Romantic moments may be marred by having lighted candles too close to your bed. If you dodged the fire danger, but spilled wax on your grandmother’s quilt or pricy down comforter, take action right away. Consider what your bed covers are made of before taking final steps to get candle dye out. First address the wax with a few easy steps.
Place a few ice cubes in a baggie or towel and place this over the wax so that it hardens, allowing you to pick or scrape off as much as possible with a table knife. If it’s all gone, you’re done. However, there will probably be some wax residue soaked into the fabric of your quilt or comforter.
To work on that waxy spot, grab an iron and a brown paper bag. If you can’t find a bag, an old washcloth or rag will work. Before you turn on that iron, it’s important to know what type of fabric your bed clothes are made from. Look for a care label to see if you have a natural fabric, such as cotton, linen or silk, or a synthetic fabric, such as polyester, acetate or rayon. This will determine the setting for the iron. If your bedspread is cotton or linen, use a hot iron. But, if it’s silk, or one of the synthetics, use a warm iron. Place the paper bag over the waxy spot, and run the iron back and forth over the bag to absorb the wax. Pick up the paper (or cloth) and place a clean spot over the wax and repeat running the iron over the spot until all wax is absorbed.
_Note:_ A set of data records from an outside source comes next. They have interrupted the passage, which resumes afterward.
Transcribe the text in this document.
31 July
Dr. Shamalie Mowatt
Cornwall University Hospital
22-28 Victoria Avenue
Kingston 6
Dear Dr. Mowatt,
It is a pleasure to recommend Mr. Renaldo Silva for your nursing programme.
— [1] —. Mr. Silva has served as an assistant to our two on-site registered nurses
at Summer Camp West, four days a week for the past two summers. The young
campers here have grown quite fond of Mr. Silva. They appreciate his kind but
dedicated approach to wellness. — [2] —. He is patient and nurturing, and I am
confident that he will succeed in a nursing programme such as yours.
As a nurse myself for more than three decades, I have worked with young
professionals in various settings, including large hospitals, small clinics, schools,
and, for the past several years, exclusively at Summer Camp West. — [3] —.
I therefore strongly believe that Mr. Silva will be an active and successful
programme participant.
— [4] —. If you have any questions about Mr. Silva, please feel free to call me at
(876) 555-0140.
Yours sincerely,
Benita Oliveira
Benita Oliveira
By now you may have removed all the wax, but still have some remaining dye from the candle. If this is the case, Linda Cobb, author of Talking Dirty with the Queen of Clean, says to use 3 percent hydrogen peroxide applied with a spoon to erase the dye. Spoon on the peroxide and let it soak for about 15 minutes. Then, use plain water and dab at it to remove the color residue. Test this on an inconspicuous place first to be sure the dye doesn’t run. However, if you have an expensive quilt or comforter, consider taking it to a professional dry cleaner.